Bruno: Why I May Not Keep My Teaching Position
As you may or may not recall, last summer my family moved from the Bay Area to Southern California and I was fortunate enough to find a new job teaching science in a district middle school that I began in August. It turns out, however, that that job may be short-lived.
Last week I received a letter from human resources informing me that I cannot count on having a job for the 2013-2014 school year. Though the details may vary somewhat from district to district, the general reason for this job insecurity will be familiar to many teachers.
As my letter from HR helpfully explains, districts are often unable to predict with certainty exactly how many teaching positions they will have to fill in the following school year. Some teachers may retire or resign, but positions may also be cut for various reasons and in that event teachers with more seniority in the district can have "first pick" of the positions that remain. (My previous tenure in the Oakland Unified School District grants me no job security here.)

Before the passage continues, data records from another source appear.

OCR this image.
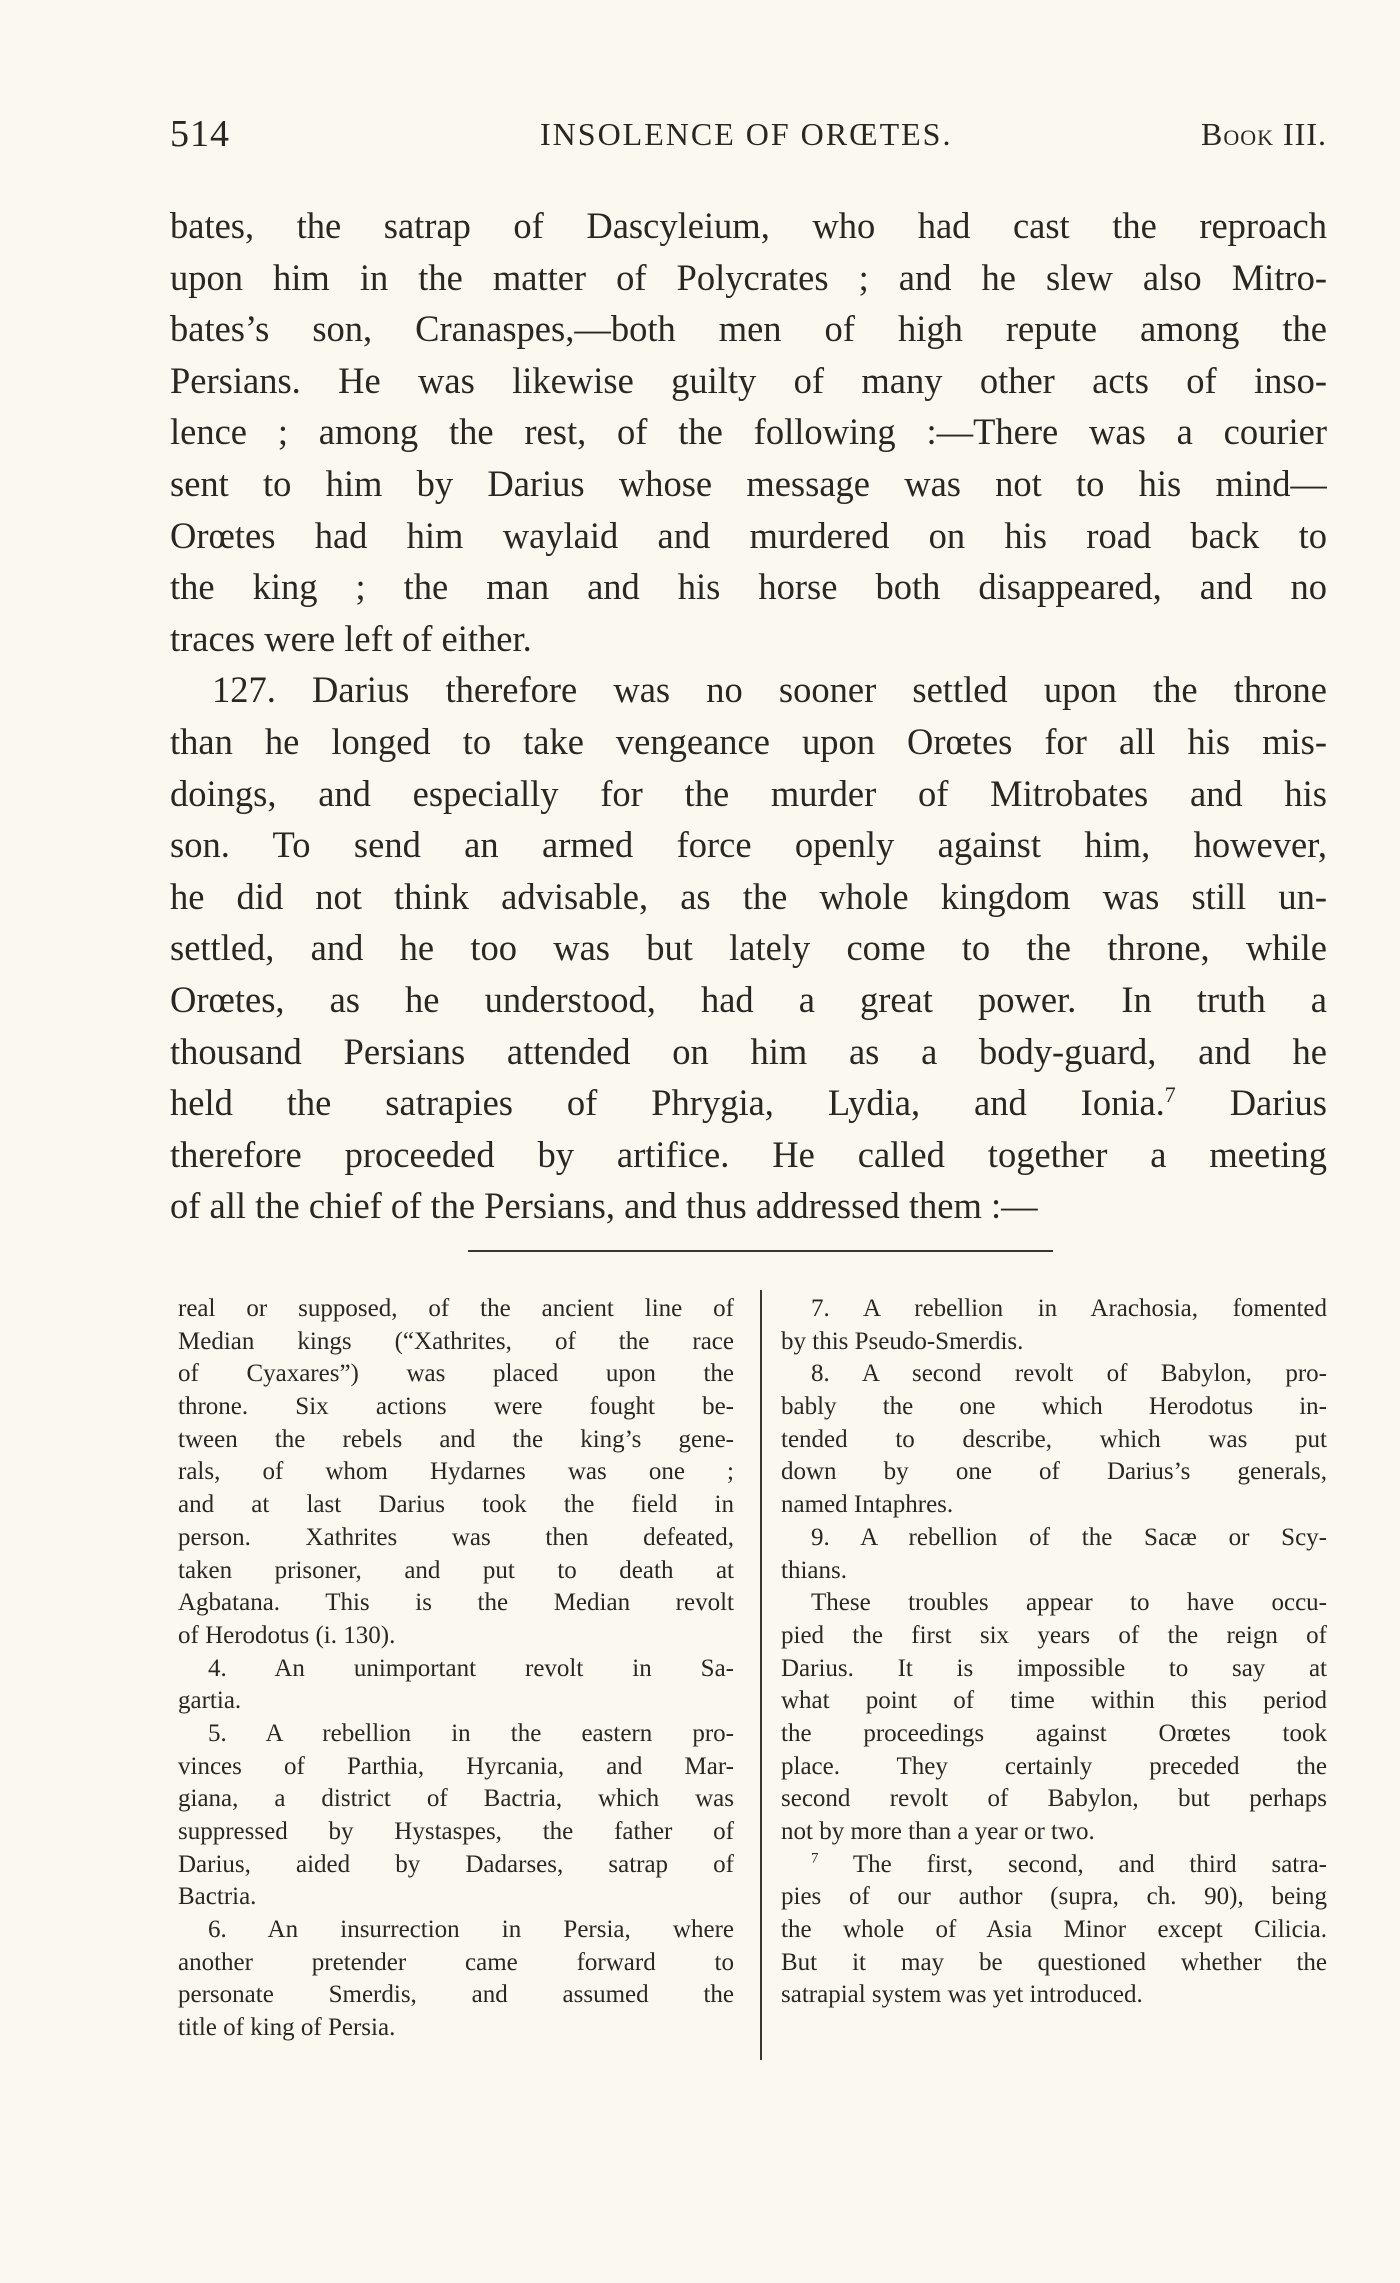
514	INSOLENCE OF ORŒTES.	Book III.
bates, the satrap of Dascyleium, who had cast the reproach
upon him in the matter of Polycrates ; and he slew also Mitro-
bates’s son, Cranaspes,—both men of high repute among the
Persians. He was likewise guilty of many other acts of inso-
lence ; among the rest, of the following :—There was a courier
sent to him by Darius whose message was not to his mind—
Orœtes had him waylaid and murdered on his road back to
the king ; the man and his horse both disappeared, and no
traces were left of either.
127. Darius therefore was no sooner settled upon the throne
than he longed to take vengeance upon Orœtes for all his mis-
doings, and especially for the murder of Mitrobates and his
son. To send an armed force openly against him, however,
he did not think advisable, as the whole kingdom was still un-
settled, and he too was but lately come to the throne, while
Orœtes, as he understood, had a great power. In truth a
thousand Persians attended on him as a body-guard, and he
held the satrapies of Phrygia, Lydia, and Ionia.$^7$ Darius
therefore proceeded by artifice. He called together a meeting
of all the chief of the Persians, and thus addressed them :—
real or supposed, of the ancient line of
Median kings (“Xathrites, of the race
of Cyaxares”) was placed upon the
throne. Six actions were fought be-
tween the rebels and the king’s gene-
rals, of whom Hydarnes was one ;
and at last Darius took the field in
person. Xathrites was then defeated,
taken prisoner, and put to death at
Agbatana. This is the Median revolt
of Herodotus (i. 130).
4. An unimportant revolt in Sa-
gartia.
5. A rebellion in the eastern pro-
vinces of Parthia, Hyrcania, and Mar-
giana, a district of Bactria, which was
suppressed by Hystaspes, the father of
Darius, aided by Dadarses, satrap of
Bactria.
6. An insurrection in Persia, where
another pretender came forward to
personate Smerdis, and assumed the
title of king of Persia.
7. A rebellion in Arachosia, fomented
by this Pseudo-Smerdis.
8. A second revolt of Babylon, pro-
bably the one which Herodotus in-
tended to describe, which was put
down by one of Darius’s generals,
named Intaphres.
9. A rebellion of the Sacæ or Scy-
thians.
These troubles appear to have occu-
pied the first six years of the reign of
Darius. It is impossible to say at
what point of time within this period
the proceedings against Orœtes took
place. They certainly preceded the
second revolt of Babylon, but perhaps
not by more than a year or two.
$^7$ The first, second, and third satra-
pies of our author (supra, ch. 90), being
the whole of Asia Minor except Cilicia.
But it may be questioned whether the
satrapial system was yet introduced.
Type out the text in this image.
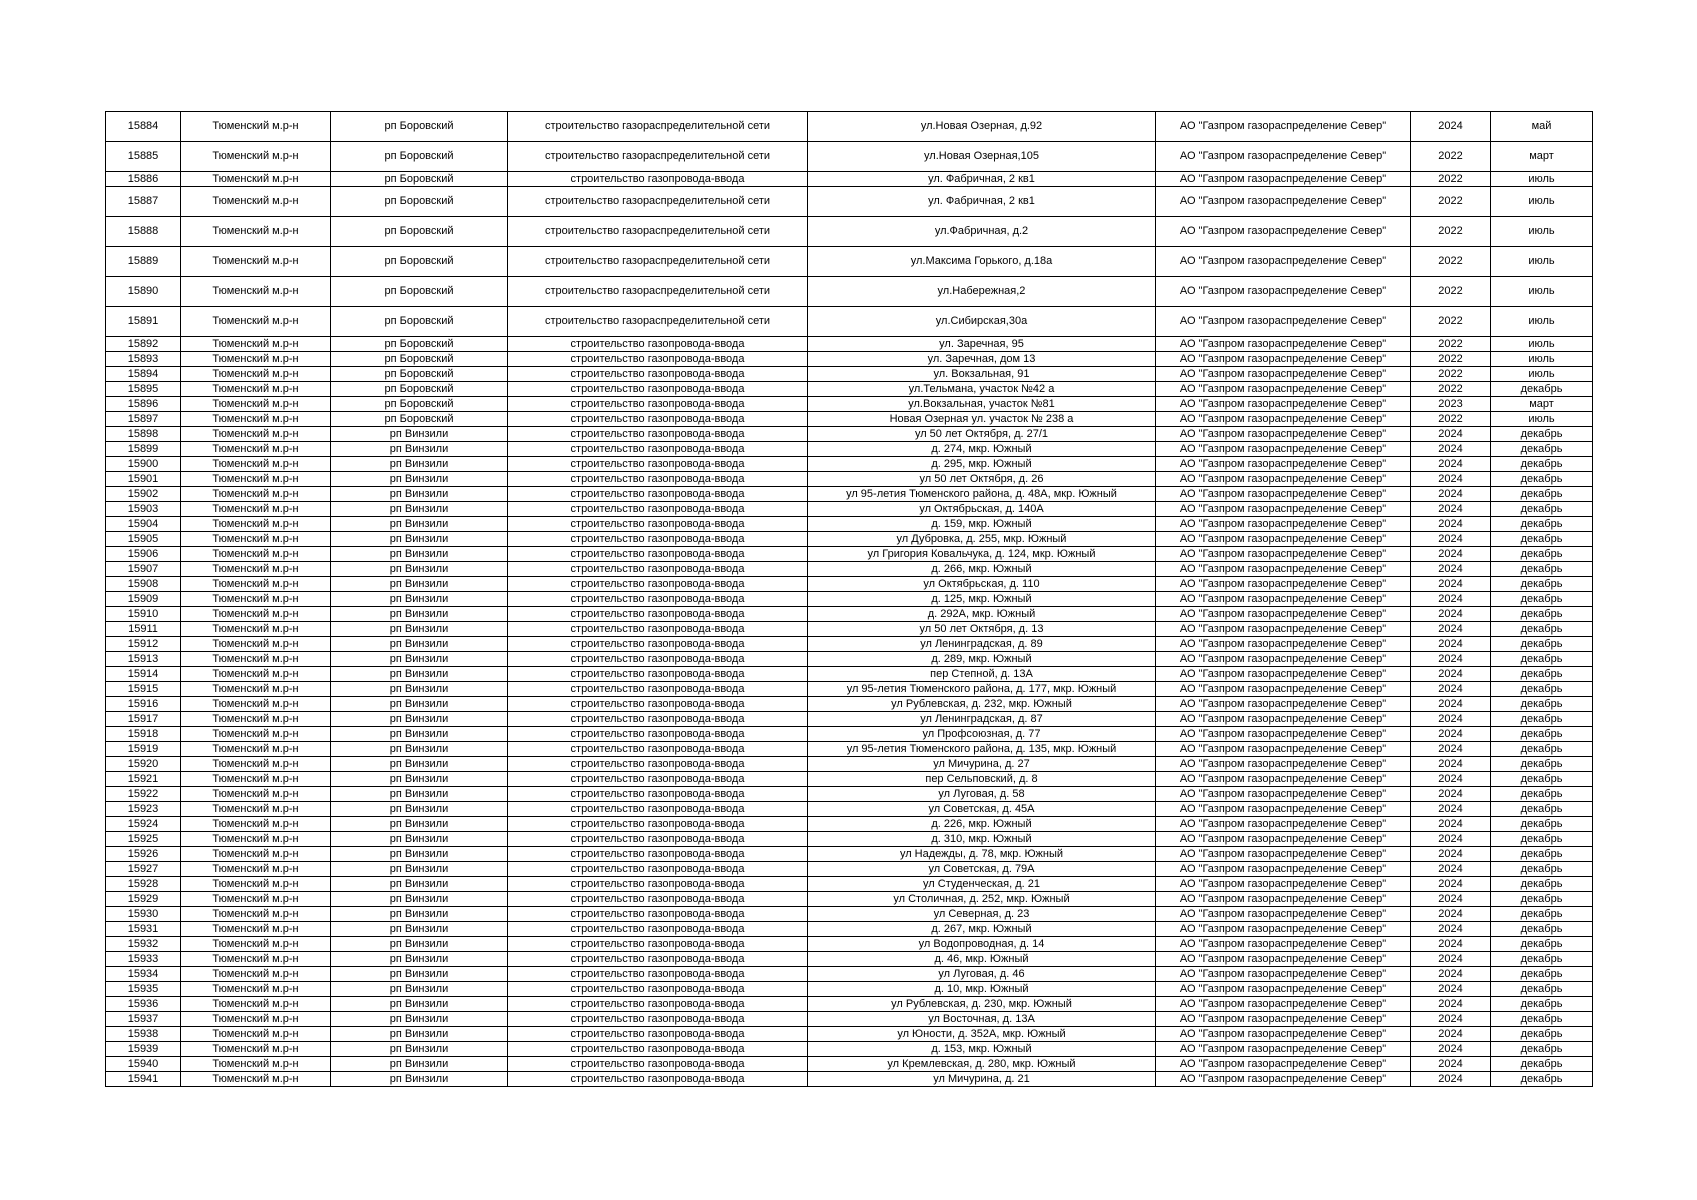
15884	Тюменский м.р-н	рп Боровский	строительство газораспределительной сети	ул.Новая Озерная, д.92	АО "Газпром газораспределение Север"	2024	май
15885	Тюменский м.р-н	рп Боровский	строительство газораспределительной сети	ул.Новая Озерная,105	АО "Газпром газораспределение Север"	2022	март
15886	Тюменский м.р-н	рп Боровский	строительство газопровода-ввода	ул. Фабричная, 2 кв1	АО "Газпром газораспределение Север"	2022	июль
15887	Тюменский м.р-н	рп Боровский	строительство газораспределительной сети	ул. Фабричная, 2 кв1	АО "Газпром газораспределение Север"	2022	июль
15888	Тюменский м.р-н	рп Боровский	строительство газораспределительной сети	ул.Фабричная, д.2	АО "Газпром газораспределение Север"	2022	июль
15889	Тюменский м.р-н	рп Боровский	строительство газораспределительной сети	ул.Максима Горького, д.18а	АО "Газпром газораспределение Север"	2022	июль
15890	Тюменский м.р-н	рп Боровский	строительство газораспределительной сети	ул.Набережная,2	АО "Газпром газораспределение Север"	2022	июль
15891	Тюменский м.р-н	рп Боровский	строительство газораспределительной сети	ул.Сибирская,30а	АО "Газпром газораспределение Север"	2022	июль
15892	Тюменский м.р-н	рп Боровский	строительство газопровода-ввода	ул. Заречная, 95	АО "Газпром газораспределение Север"	2022	июль
15893	Тюменский м.р-н	рп Боровский	строительство газопровода-ввода	ул. Заречная, дом 13	АО "Газпром газораспределение Север"	2022	июль
15894	Тюменский м.р-н	рп Боровский	строительство газопровода-ввода	ул. Вокзальная, 91	АО "Газпром газораспределение Север"	2022	июль
15895	Тюменский м.р-н	рп Боровский	строительство газопровода-ввода	ул.Тельмана, участок №42 а	АО "Газпром газораспределение Север"	2022	декабрь
15896	Тюменский м.р-н	рп Боровский	строительство газопровода-ввода	ул.Вокзальная, участок №81	АО "Газпром газораспределение Север"	2023	март
15897	Тюменский м.р-н	рп Боровский	строительство газопровода-ввода	Новая Озерная ул. участок № 238 а	АО "Газпром газораспределение Север"	2022	июль
15898	Тюменский м.р-н	рп Винзили	строительство газопровода-ввода	ул 50 лет Октября, д. 27/1	АО "Газпром газораспределение Север"	2024	декабрь
15899	Тюменский м.р-н	рп Винзили	строительство газопровода-ввода	д. 274, мкр. Южный	АО "Газпром газораспределение Север"	2024	декабрь
15900	Тюменский м.р-н	рп Винзили	строительство газопровода-ввода	д. 295, мкр. Южный	АО "Газпром газораспределение Север"	2024	декабрь
15901	Тюменский м.р-н	рп Винзили	строительство газопровода-ввода	ул 50 лет Октября, д. 26	АО "Газпром газораспределение Север"	2024	декабрь
15902	Тюменский м.р-н	рп Винзили	строительство газопровода-ввода	ул 95-летия Тюменского района, д. 48А, мкр. Южный	АО "Газпром газораспределение Север"	2024	декабрь
15903	Тюменский м.р-н	рп Винзили	строительство газопровода-ввода	ул Октябрьская, д. 140А	АО "Газпром газораспределение Север"	2024	декабрь
15904	Тюменский м.р-н	рп Винзили	строительство газопровода-ввода	д. 159, мкр. Южный	АО "Газпром газораспределение Север"	2024	декабрь
15905	Тюменский м.р-н	рп Винзили	строительство газопровода-ввода	ул Дубровка, д. 255, мкр. Южный	АО "Газпром газораспределение Север"	2024	декабрь
15906	Тюменский м.р-н	рп Винзили	строительство газопровода-ввода	ул Григория Ковальчука, д. 124, мкр. Южный	АО "Газпром газораспределение Север"	2024	декабрь
15907	Тюменский м.р-н	рп Винзили	строительство газопровода-ввода	д. 266, мкр. Южный	АО "Газпром газораспределение Север"	2024	декабрь
15908	Тюменский м.р-н	рп Винзили	строительство газопровода-ввода	ул Октябрьская, д. 110	АО "Газпром газораспределение Север"	2024	декабрь
15909	Тюменский м.р-н	рп Винзили	строительство газопровода-ввода	д. 125, мкр. Южный	АО "Газпром газораспределение Север"	2024	декабрь
15910	Тюменский м.р-н	рп Винзили	строительство газопровода-ввода	д. 292А, мкр. Южный	АО "Газпром газораспределение Север"	2024	декабрь
15911	Тюменский м.р-н	рп Винзили	строительство газопровода-ввода	ул 50 лет Октября, д. 13	АО "Газпром газораспределение Север"	2024	декабрь
15912	Тюменский м.р-н	рп Винзили	строительство газопровода-ввода	ул Ленинградская, д. 89	АО "Газпром газораспределение Север"	2024	декабрь
15913	Тюменский м.р-н	рп Винзили	строительство газопровода-ввода	д. 289, мкр. Южный	АО "Газпром газораспределение Север"	2024	декабрь
15914	Тюменский м.р-н	рп Винзили	строительство газопровода-ввода	пер Степной, д. 13А	АО "Газпром газораспределение Север"	2024	декабрь
15915	Тюменский м.р-н	рп Винзили	строительство газопровода-ввода	ул 95-летия Тюменского района, д. 177, мкр. Южный	АО "Газпром газораспределение Север"	2024	декабрь
15916	Тюменский м.р-н	рп Винзили	строительство газопровода-ввода	ул Рублевская, д. 232, мкр. Южный	АО "Газпром газораспределение Север"	2024	декабрь
15917	Тюменский м.р-н	рп Винзили	строительство газопровода-ввода	ул Ленинградская, д. 87	АО "Газпром газораспределение Север"	2024	декабрь
15918	Тюменский м.р-н	рп Винзили	строительство газопровода-ввода	ул Профсоюзная, д. 77	АО "Газпром газораспределение Север"	2024	декабрь
15919	Тюменский м.р-н	рп Винзили	строительство газопровода-ввода	ул 95-летия Тюменского района, д. 135, мкр. Южный	АО "Газпром газораспределение Север"	2024	декабрь
15920	Тюменский м.р-н	рп Винзили	строительство газопровода-ввода	ул Мичурина, д. 27	АО "Газпром газораспределение Север"	2024	декабрь
15921	Тюменский м.р-н	рп Винзили	строительство газопровода-ввода	пер Сельповский, д. 8	АО "Газпром газораспределение Север"	2024	декабрь
15922	Тюменский м.р-н	рп Винзили	строительство газопровода-ввода	ул Луговая, д. 58	АО "Газпром газораспределение Север"	2024	декабрь
15923	Тюменский м.р-н	рп Винзили	строительство газопровода-ввода	ул Советская, д. 45А	АО "Газпром газораспределение Север"	2024	декабрь
15924	Тюменский м.р-н	рп Винзили	строительство газопровода-ввода	д. 226, мкр. Южный	АО "Газпром газораспределение Север"	2024	декабрь
15925	Тюменский м.р-н	рп Винзили	строительство газопровода-ввода	д. 310, мкр. Южный	АО "Газпром газораспределение Север"	2024	декабрь
15926	Тюменский м.р-н	рп Винзили	строительство газопровода-ввода	ул Надежды, д. 78, мкр. Южный	АО "Газпром газораспределение Север"	2024	декабрь
15927	Тюменский м.р-н	рп Винзили	строительство газопровода-ввода	ул Советская, д. 79А	АО "Газпром газораспределение Север"	2024	декабрь
15928	Тюменский м.р-н	рп Винзили	строительство газопровода-ввода	ул Студенческая, д. 21	АО "Газпром газораспределение Север"	2024	декабрь
15929	Тюменский м.р-н	рп Винзили	строительство газопровода-ввода	ул Столичная, д. 252, мкр. Южный	АО "Газпром газораспределение Север"	2024	декабрь
15930	Тюменский м.р-н	рп Винзили	строительство газопровода-ввода	ул Северная, д. 23	АО "Газпром газораспределение Север"	2024	декабрь
15931	Тюменский м.р-н	рп Винзили	строительство газопровода-ввода	д. 267, мкр. Южный	АО "Газпром газораспределение Север"	2024	декабрь
15932	Тюменский м.р-н	рп Винзили	строительство газопровода-ввода	ул Водопроводная, д. 14	АО "Газпром газораспределение Север"	2024	декабрь
15933	Тюменский м.р-н	рп Винзили	строительство газопровода-ввода	д. 46, мкр. Южный	АО "Газпром газораспределение Север"	2024	декабрь
15934	Тюменский м.р-н	рп Винзили	строительство газопровода-ввода	ул Луговая, д. 46	АО "Газпром газораспределение Север"	2024	декабрь
15935	Тюменский м.р-н	рп Винзили	строительство газопровода-ввода	д. 10, мкр. Южный	АО "Газпром газораспределение Север"	2024	декабрь
15936	Тюменский м.р-н	рп Винзили	строительство газопровода-ввода	ул Рублевская, д. 230, мкр. Южный	АО "Газпром газораспределение Север"	2024	декабрь
15937	Тюменский м.р-н	рп Винзили	строительство газопровода-ввода	ул Восточная, д. 13А	АО "Газпром газораспределение Север"	2024	декабрь
15938	Тюменский м.р-н	рп Винзили	строительство газопровода-ввода	ул Юности, д. 352А, мкр. Южный	АО "Газпром газораспределение Север"	2024	декабрь
15939	Тюменский м.р-н	рп Винзили	строительство газопровода-ввода	д. 153, мкр. Южный	АО "Газпром газораспределение Север"	2024	декабрь
15940	Тюменский м.р-н	рп Винзили	строительство газопровода-ввода	ул Кремлевская, д. 280, мкр. Южный	АО "Газпром газораспределение Север"	2024	декабрь
15941	Тюменский м.р-н	рп Винзили	строительство газопровода-ввода	ул Мичурина, д. 21	АО "Газпром газораспределение Север"	2024	декабрь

Such seniority-based dismissal decisions have their justifications. They certainly provide a relatively objective criterion by which staffing decisions can be made and it is entirely possible that this reduces other sorts of unfair or inefficient bias. Discrimination on the basis of age, gender, and other characteristics are undoubtedly real problems.
Still, the upshot for me is that at least for the time being I am back on the job market with my principal's sympathies. This, in turn, means that even if the district is eventually able to offer me a job for the next school year, I may no longer be available to take it.
Indeed, the uncertainty and convoluted calendars usually associated with school hiring mean that it is entirely possible I will leave the teaching profession altogether. This isn't just a problem for me and I don't think I'm so exceptional that our institutions should be arranged to my convenience. It is, however, a new teacher retention problem for the whole system.
It is conceivable that these problems could be ameliorated even in a system that heavily rewards seniority - say, with higher starting salaries - but I don't sense much urgency on this issue from people on either "side" of the reform debates.